Well, my day is now coming to a close. "It's the freaking weekend baby Ima about to have me some fun," - name that song: "Ignition" by R. Kelly. Check it out, its a good one.  I have no weekend plans, but hopefully I end up doing some RIDICULOUSLY ADVENTUROUS, probably not going to happen, Ima bet I'll end up disappointed.

Ah, and on the disappointing note I'll leave you with this clip:

Alright, I'm out.

Friday, January 20, 2012

Claims & Reasons & Assumptions

Claim: My PB & Honey sandwiches are THE best.

Reasons: The particular way of preparing my PB & Honeys.
1. Wheat Bread
2. Toasted
3. PB & Honey placed on bread
4. Microwave

Assumptions: Everyone likes PB & Honey. Oh, and I assume that mines the best - of course.

Thursday, January 12, 2012

OpEd Thesis

  • There is only one way to make a good Peanut Butter and Honey sandwich and it’s my way. 

Sunday, January 8, 2012

OpEd Brainstorm

Please consider my following brainstorms:
- Argue that the way I make my peanut butter and honey sandwiches is better than yours.
- Argue that BYU curfews are out of hand
- Argue that cleaning checks once a month are beyond ridiculous
- Argue and Analyze recent Republican Debates
- Argue against the ridiculous cost of college tuition

Im leaning toward my argument for my peanut butter and honey sandwiches only because it the most ridiculous of my brainstorms, and furthermore, I dreamt last night I attended a cooking competition and all I had to offer was my speciality PB&Honey sandwiches and I won the cook-off; so, consider my OpEd topic chosen.

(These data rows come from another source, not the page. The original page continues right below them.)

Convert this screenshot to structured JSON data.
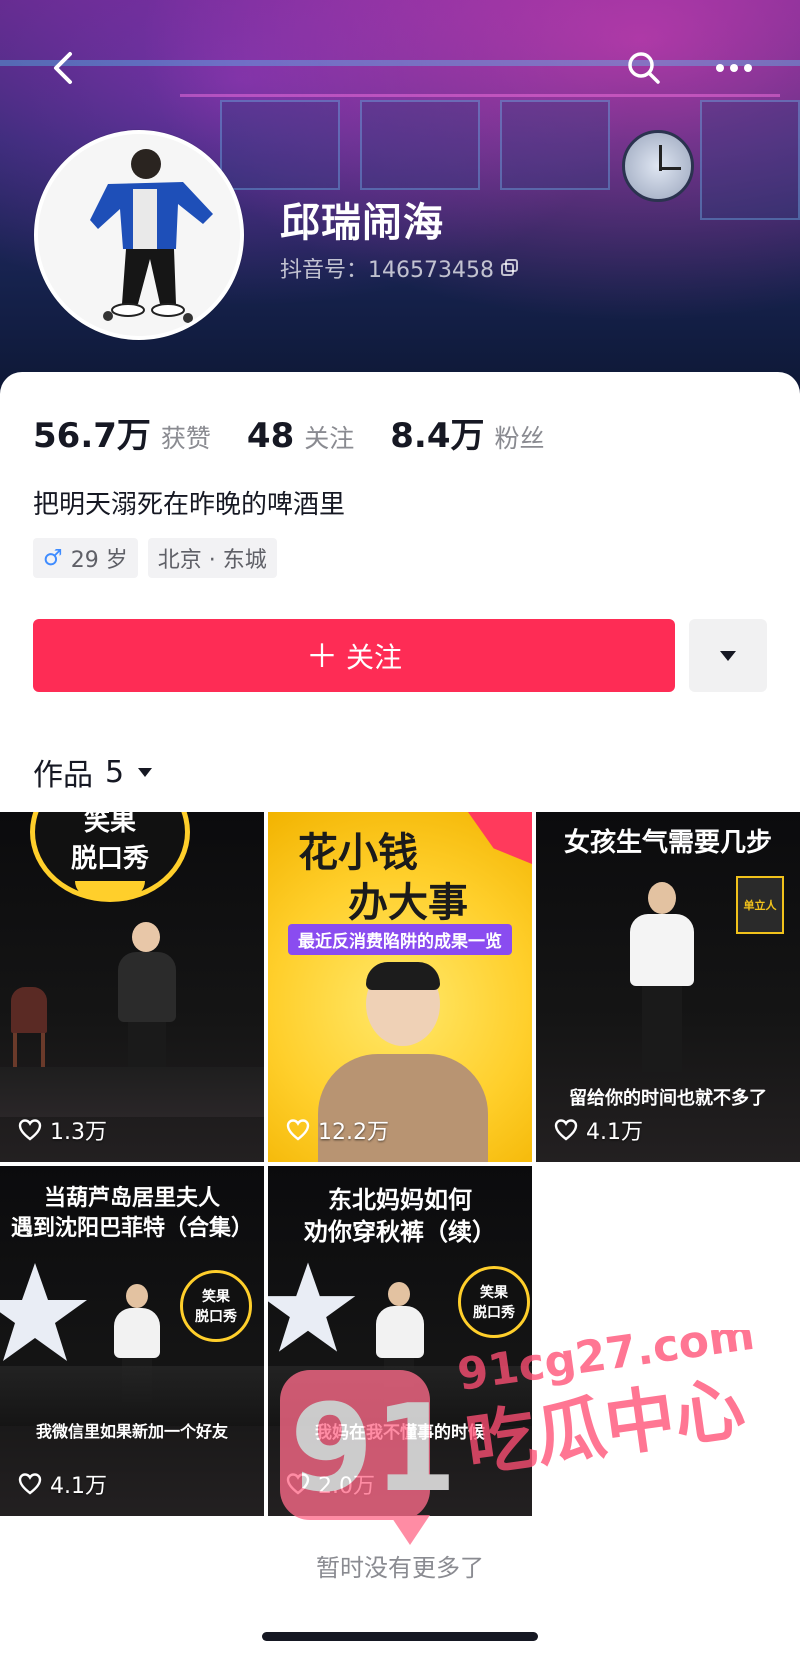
{
  "header": {
    "back_icon": "chevron-left-icon",
    "search_icon": "search-icon",
    "more_icon": "more-horizontal-icon"
  },
  "profile": {
    "nickname": "邱瑞闹海",
    "uid_text": "抖音号：146573458",
    "copy_icon": "copy-icon"
  },
  "stats": [
    {
      "value": "56.7万",
      "label": "获赞"
    },
    {
      "value": "48",
      "label": "关注"
    },
    {
      "value": "8.4万",
      "label": "粉丝"
    }
  ],
  "bio": "把明天溺死在昨晚的啤酒里",
  "tags": {
    "gender_age": "29 岁",
    "location": "北京 · 东城"
  },
  "actions": {
    "follow_label": "关注",
    "follow_plus": "＋",
    "more_icon": "caret-down-icon"
  },
  "works_tab": {
    "label": "作品",
    "count": "5"
  },
  "videos": [
    {
      "likes": "1.3万",
      "logo_line1": "笑果",
      "logo_line2": "脱口秀"
    },
    {
      "likes": "12.2万",
      "title_line1": "花小钱",
      "title_line2": "办大事",
      "subtitle": "最近反消费陷阱的成果一览"
    },
    {
      "likes": "4.1万",
      "title": "女孩生气需要几步",
      "subtitle": "留给你的时间也就不多了",
      "badge": "单立人"
    },
    {
      "likes": "4.1万",
      "title_line1": "当葫芦岛居里夫人",
      "title_line2": "遇到沈阳巴菲特（合集）",
      "subtitle": "我微信里如果新加一个好友",
      "logo_line1": "笑果",
      "logo_line2": "脱口秀"
    },
    {
      "likes": "2.0万",
      "title_line1": "东北妈妈如何",
      "title_line2": "劝你穿秋裤（续）",
      "subtitle": "我妈在我不懂事的时候",
      "logo_line1": "笑果",
      "logo_line2": "脱口秀"
    }
  ],
  "footer": "暂时没有更多了",
  "watermark": {
    "number": "91",
    "site": "91cg27.com",
    "name": "吃瓜中心"
  },
  "colors": {
    "accent": "#fe2c55",
    "text": "#161823",
    "muted": "#8a8b91"
  }
}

Oh and one last thing, my PB&Honeys are better than yours.

Wednesday, January 4, 2012

Forced Without Consent

I fear blogs. In fact, I loathe them. They intimidate me. I feel like I have to be creative or bring something new to the table, but Im convinced I have little to offer.

My fear of blogs is like my fear of Twitter. To further allow you to take a risky dive into this dysfunctional brain of mine, I will recall a story that depicts my brain perfectly. One time, I sat at my kitchen counter on a worthless Friday night attempting to decide if I felt like begin alone or social, a reoccurring debate inside my head, and after pacing my house for a good half hour I decided to sit down and create a Twitter account. Go figure.

People for years have been attempting to convince me that "Twitter is where its at," I beg to differ. First things first, Facebook brings me so much joy it's to a point of ridiculousness and last, but not least, I hardly care about your one sentence tweets on life -- "so done," "so angry." Is it terrible for me to admit that I SoHo don't care. I figure we can agree; I don't care about your life, you don't care about mine. Anyway, I digress, point being is that I dislike twitter, not only because my lack of interest in your life and my disgust in your dire need for sympathy, but because it requires creativity.

So I sat at the counter for 3 hours, yes you heard me, 3 hours, attempting to think of a creative username -  sketchpad and all. I wrote down every thought that came to mind, but I made no commitment. I wanted it to be so much more than just a username. Something humorous obviously, I'm all about sarcasm, but then again something that defined me. By the end of the night I only concluded one thing:
I will never create a blog or twitter account unless forced and it will most definitely be without my consent.

So here I am, blogging. I am a straight up blogger and a straight up G nonetheless.
So I will now take this moment to apologize for my lack of creativity; hence my URL.

Much love people. Consider my first entry and intro complete.